MUMBAI, Feb 15 (Reuters) - An Indian court ruled on Friday that French drugmaker Sanofi SA is not liable to pay local capital gains tax for its 30 billion rupee ($556.64 million) acquisition of Indian vaccine maker Shantha Biotechnics, a lawyer for Sanofi said.
Sanofi bought Hyderabad-based Shantha Biotechnics in 2009 through its acquisition of French firm ShanH, which owned a majority stake in the Indian drugmaker.
Indian tax officials had demanded more than $185 million in capital gains tax on the acquisition from Sanofi India . Sanofi has maintained that the acquisition was subject to tax in France, and challenged the demand in the Andhra Pradesh High Court.
In a similar case, India’s Supreme Court last year rejected a $2.2 billion tax demand on British telecoms firm Vodafone over its acquisition of Hutchison Whampoa Ltd’s Indian cellular business in 2007.
India is again seeking to tax Vodafone after a law change enabled it to tax already-concluded deals, which Vodafone is disputing.

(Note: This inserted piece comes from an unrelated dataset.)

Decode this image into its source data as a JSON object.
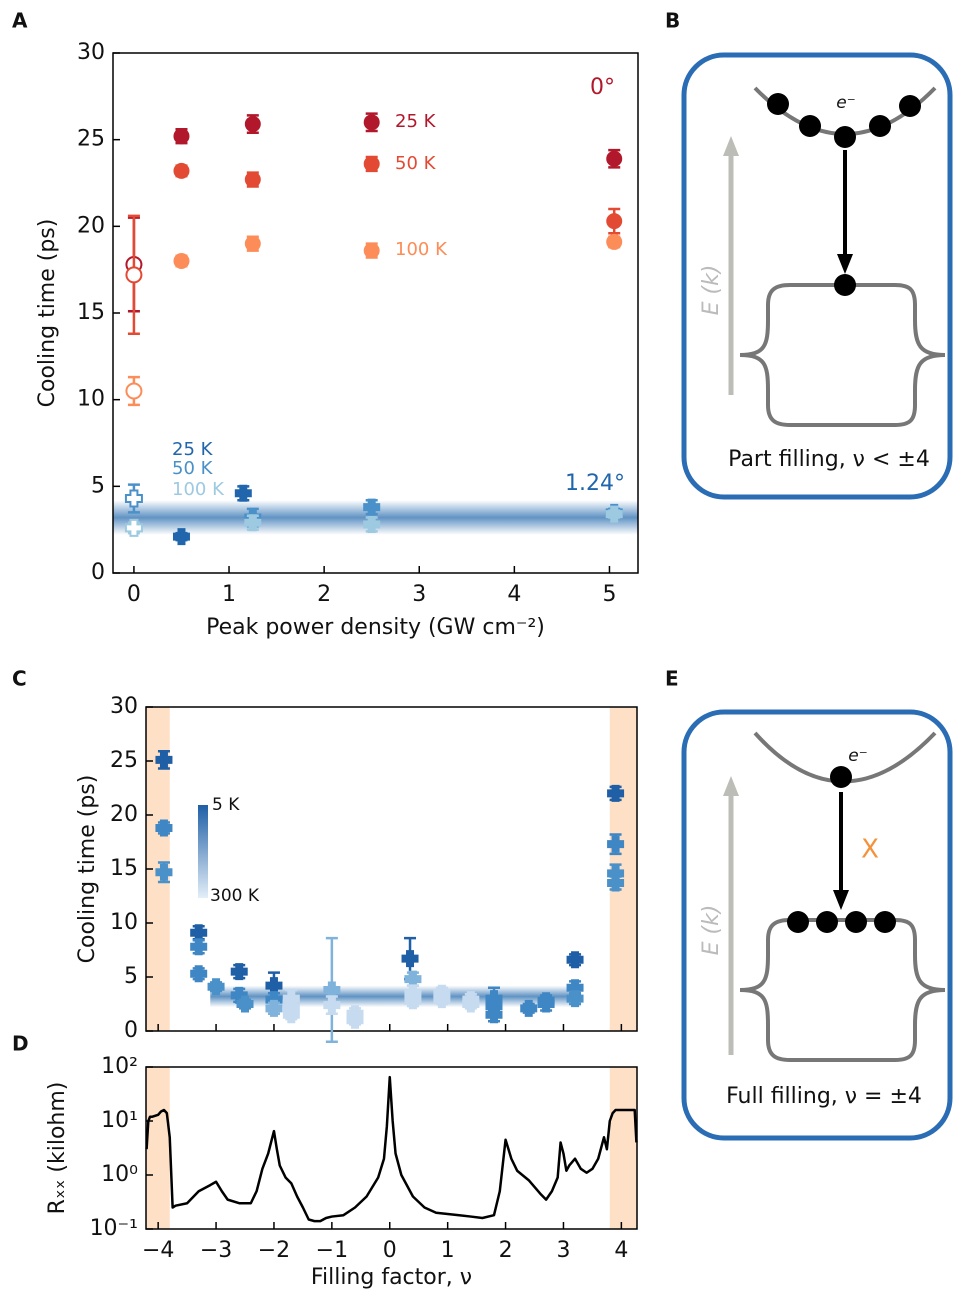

“The court has maintained that, according to a business treaty between India and France, this transaction can be taxed only in France,” said Rohan Shah, managing partner of Economic Laws Practice in Mumbai, who represented Sanofi.
The ruling could not immediately be independently verified by Reuters.
In a statement on Friday, Sanofi said it was reviewing the contents of the judgment announced by the high court.
Shares in Sanofi India rose 3.7 percent to 2,323.10 rupees on Friday, outperforming the wider Mumbai market, which fell 0.15 percent.